In fondo non lo si potrebbe fare altrimenti. Esso è l’epifania del nostro tempo, la contemporaneità tradotta in immagini. Opporvisi con livore è come cercare di fermare il vento con le mani, come rifiutare la propria epoca. Quale persona dotata di intelletto ha mai apprezzato l’epoca in cui gli è toccato in sorte di vivere? Lo spettacolo, quello vero, non può essere combattuto con le critiche, può solo essere svilito con un altro spettacolo. Magari una parodia. Ma tanto oggi gli show sono anche le parodie di loro stessi. Per cui è tutto inutile.

Unico appunto per Ama: ciò che è davvero insopportabile è il civismo. Il civismo moralistico che appare al termine di qualche esibizione canora. Risparmiateci per favore le lagne e i messaggi sociali, la pubblicità progresso e il buonismo un tanto al chilo. I mugugni sul “facciamo finire le guerre” dovrebbero essere banditi dalla narrativa spettacolare. Ama dovrebbe rifilare un cazzottone a chi termina la sua canzone con un messaggio promozionale di impegno sociale.

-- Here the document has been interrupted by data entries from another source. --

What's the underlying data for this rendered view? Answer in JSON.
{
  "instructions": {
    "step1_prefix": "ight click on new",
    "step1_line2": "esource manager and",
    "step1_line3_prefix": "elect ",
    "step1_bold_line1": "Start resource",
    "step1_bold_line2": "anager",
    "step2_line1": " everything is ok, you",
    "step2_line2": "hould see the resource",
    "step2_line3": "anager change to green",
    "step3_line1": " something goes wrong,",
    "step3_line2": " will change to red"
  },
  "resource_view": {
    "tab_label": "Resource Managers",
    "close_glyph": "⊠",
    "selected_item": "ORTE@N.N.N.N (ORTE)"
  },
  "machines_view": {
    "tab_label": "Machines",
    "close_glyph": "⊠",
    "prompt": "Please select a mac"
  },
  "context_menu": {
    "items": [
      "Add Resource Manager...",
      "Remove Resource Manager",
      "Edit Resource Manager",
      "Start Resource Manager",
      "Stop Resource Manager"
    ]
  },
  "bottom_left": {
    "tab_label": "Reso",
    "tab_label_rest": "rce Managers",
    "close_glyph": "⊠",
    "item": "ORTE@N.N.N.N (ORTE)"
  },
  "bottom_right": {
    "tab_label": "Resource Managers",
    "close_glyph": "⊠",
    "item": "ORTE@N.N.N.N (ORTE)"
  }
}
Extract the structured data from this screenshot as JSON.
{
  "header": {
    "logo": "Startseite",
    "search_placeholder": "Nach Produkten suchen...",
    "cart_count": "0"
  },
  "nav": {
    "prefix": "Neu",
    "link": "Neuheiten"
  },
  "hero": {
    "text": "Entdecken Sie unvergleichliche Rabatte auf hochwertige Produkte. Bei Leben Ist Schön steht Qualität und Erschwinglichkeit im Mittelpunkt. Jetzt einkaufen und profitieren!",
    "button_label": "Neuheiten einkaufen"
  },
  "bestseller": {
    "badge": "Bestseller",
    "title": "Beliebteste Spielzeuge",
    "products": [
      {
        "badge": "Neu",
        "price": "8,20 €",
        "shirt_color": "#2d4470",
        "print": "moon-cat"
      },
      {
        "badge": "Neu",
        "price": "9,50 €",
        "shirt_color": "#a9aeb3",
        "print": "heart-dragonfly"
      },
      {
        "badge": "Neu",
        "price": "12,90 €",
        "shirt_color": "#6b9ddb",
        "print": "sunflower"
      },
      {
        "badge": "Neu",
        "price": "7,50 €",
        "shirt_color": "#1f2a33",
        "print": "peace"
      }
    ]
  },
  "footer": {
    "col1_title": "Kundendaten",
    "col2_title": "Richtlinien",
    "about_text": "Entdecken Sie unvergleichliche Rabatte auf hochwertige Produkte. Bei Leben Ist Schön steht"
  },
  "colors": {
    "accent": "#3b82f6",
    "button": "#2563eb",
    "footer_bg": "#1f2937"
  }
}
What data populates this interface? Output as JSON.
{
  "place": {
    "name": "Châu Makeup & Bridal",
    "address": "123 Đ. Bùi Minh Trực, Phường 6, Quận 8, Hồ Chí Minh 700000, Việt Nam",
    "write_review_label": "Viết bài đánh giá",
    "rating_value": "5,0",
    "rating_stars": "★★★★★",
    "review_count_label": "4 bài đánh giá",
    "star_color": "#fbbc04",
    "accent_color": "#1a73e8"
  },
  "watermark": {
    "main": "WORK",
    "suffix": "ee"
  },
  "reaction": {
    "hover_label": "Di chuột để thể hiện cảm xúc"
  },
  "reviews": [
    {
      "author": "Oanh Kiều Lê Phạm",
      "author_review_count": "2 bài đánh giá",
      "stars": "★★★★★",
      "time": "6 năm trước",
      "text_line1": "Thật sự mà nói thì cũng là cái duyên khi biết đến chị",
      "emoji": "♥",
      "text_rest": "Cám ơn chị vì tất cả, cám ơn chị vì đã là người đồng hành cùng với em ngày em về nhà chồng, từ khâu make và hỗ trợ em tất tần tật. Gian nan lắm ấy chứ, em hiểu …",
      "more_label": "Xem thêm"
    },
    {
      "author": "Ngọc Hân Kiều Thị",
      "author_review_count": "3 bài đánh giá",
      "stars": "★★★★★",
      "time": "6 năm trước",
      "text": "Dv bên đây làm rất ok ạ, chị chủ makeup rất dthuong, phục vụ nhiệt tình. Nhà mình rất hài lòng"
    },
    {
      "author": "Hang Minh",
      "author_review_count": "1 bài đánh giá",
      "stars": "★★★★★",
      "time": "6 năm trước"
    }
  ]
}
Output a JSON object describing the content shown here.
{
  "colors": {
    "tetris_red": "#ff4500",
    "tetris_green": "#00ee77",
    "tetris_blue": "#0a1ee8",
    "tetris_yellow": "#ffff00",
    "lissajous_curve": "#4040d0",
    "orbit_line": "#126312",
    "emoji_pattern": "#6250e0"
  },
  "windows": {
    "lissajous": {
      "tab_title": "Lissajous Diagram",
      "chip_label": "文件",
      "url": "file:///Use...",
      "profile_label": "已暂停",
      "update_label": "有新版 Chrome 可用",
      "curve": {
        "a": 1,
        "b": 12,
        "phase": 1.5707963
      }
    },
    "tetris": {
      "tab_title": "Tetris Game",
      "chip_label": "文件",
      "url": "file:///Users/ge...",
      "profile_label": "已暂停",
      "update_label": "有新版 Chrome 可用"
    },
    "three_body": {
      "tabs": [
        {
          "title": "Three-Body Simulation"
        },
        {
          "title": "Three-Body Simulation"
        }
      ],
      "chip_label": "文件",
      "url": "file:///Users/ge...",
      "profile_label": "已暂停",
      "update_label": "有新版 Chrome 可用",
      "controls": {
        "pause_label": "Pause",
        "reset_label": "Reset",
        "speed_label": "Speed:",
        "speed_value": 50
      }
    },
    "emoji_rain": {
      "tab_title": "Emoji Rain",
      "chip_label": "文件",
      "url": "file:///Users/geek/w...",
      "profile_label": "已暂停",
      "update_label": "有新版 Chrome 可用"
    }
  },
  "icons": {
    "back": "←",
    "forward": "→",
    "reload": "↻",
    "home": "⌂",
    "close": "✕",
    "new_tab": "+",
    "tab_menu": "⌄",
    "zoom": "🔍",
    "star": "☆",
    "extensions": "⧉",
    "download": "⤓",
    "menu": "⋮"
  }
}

Tolto questo, tutto va bene. Chiedersi se questa sia la migliore delle società possibili è una domanda ormai fuori moda. L’accettazione del tempo è anche accettazione delle sue manifestazioni. Sanremo è una di queste, pieno di queer, woke, antifa, peace and love. Perché l’aria che tira là fuori è questa. La tv fatta bene non è quella che contrasta con la sua epoca ma quella che la rappresenta. Guai a non capire il proprio tempo in televisione.

Per cui, a tutti i critici (compreso lo stimatissimo compagno di sito Max Del Papa), rassegniamoci allo spettacolo e seppelliamoci con una risata. L’alternativa che prese Debord è poco consigliabile. E poi sono tornati pure i Jalisse, che volete di più?!